A five-point plan for ending the Aids pandemic has been unveiled by the US secretary of state, Hillary Clinton, who said the Obama administration would focus efforts on women and girls but also the stigmatised communities most affected by HIV – drug users, sex workers and men who have sex with men.
"Make no mistake about it – HIV may well be with us into the future, but the disease that it causes need not be," said Clinton at the launch of the so-called Blueprint at the state department in Washington before World Aids Day on Saturday.
Advances in science and technology have now made it possible for the next generation to be Aids free, said Clinton. Babies need not be born with HIV infection as drug regimes can prevent transmission of the virus from the mother at birth, and adults with HIV can receive treatment which keeps them well and stops them infecting their partners. Progress is also being made on developing microbicides and vaccines which will protect healthy people from infection.
A report from UNAids last week showed that over the past decade, the rate of new infections had dropped by more than half in 25 low and middle-income countries, including Zimbabwe with a drop of 50% and Malawi with a drop of 73%. "As we continue to drive down the number of new infections and drive up the number of people on treatment, eventually we will be able to treat more people than become infected every year. That will be the tipping point. We will then get ahead of the pandemic and an Aids-free generation will be in our sight," said Clinton.
The Blueprint will:
• Rapidly scale up the most effective treatment and prevention interventions. That will include getting more people on antiretroviral drugs which keep them not only healthy but less infectious. The US president's emergency plan for Aids relief (Pepfar) has already funded drugs for 5.1 million people out of the total of more than 8 million on treatment worldwide – a 200% increase since 2008.
• Focus efforts where the virus is, targeting populations at greatest risk and who suffer most from stigma: those who inject drugs, sex workers as well as those trafficked into prostitution and men who have sex with men. It will also focus more intently on women and girls who are put at risk through gender discrimination and violence, integrating HIV programmes with family planning and reproductive health.
• Promote sustainability and effectiveness – for example, Pepfar has saved billions of dollars by buying generic instead of brand-name HIV drugs, said Clinton.
• Encourage affected countries to step up efforts to protect and help their own communities and urge donors to meet their funding commitments.
• Support research into new scientific advances and innovative approaches. "It is science that has brought us to this point. It is science that will allow us to finish the job," said Clinton.
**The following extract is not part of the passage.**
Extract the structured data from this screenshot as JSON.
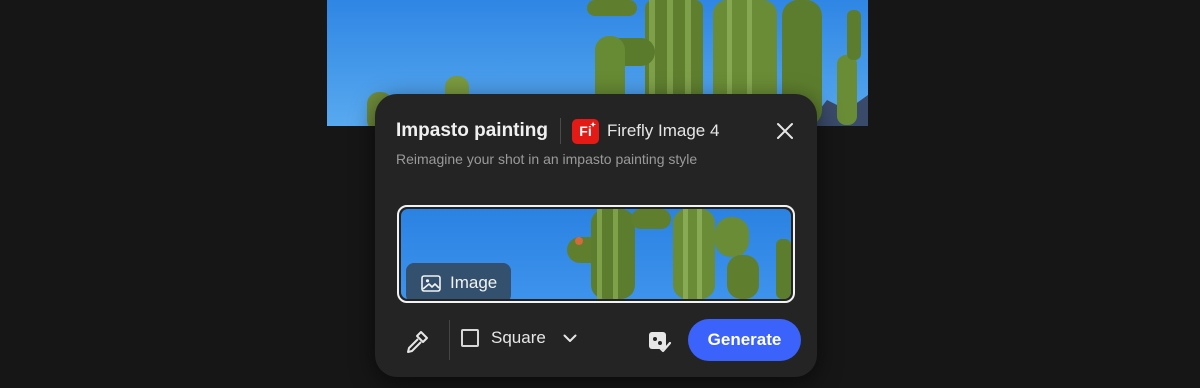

The secretary of state called on Eric Goosby, the US global Aids co-ordinator, to produce the Blueprint at the International Aids Conference in Washington DC in July, when she pledged that the Obama administration would do whatever it took to end the HIV epidemic. She told the 25,000-strong conference: "I'm here to make it absolutely clear that the US is committed and will remain committed to achieving an Aids-free generation. We will not back off and we will not back down. We will fight for the resources necessary to achieve this historic milestone."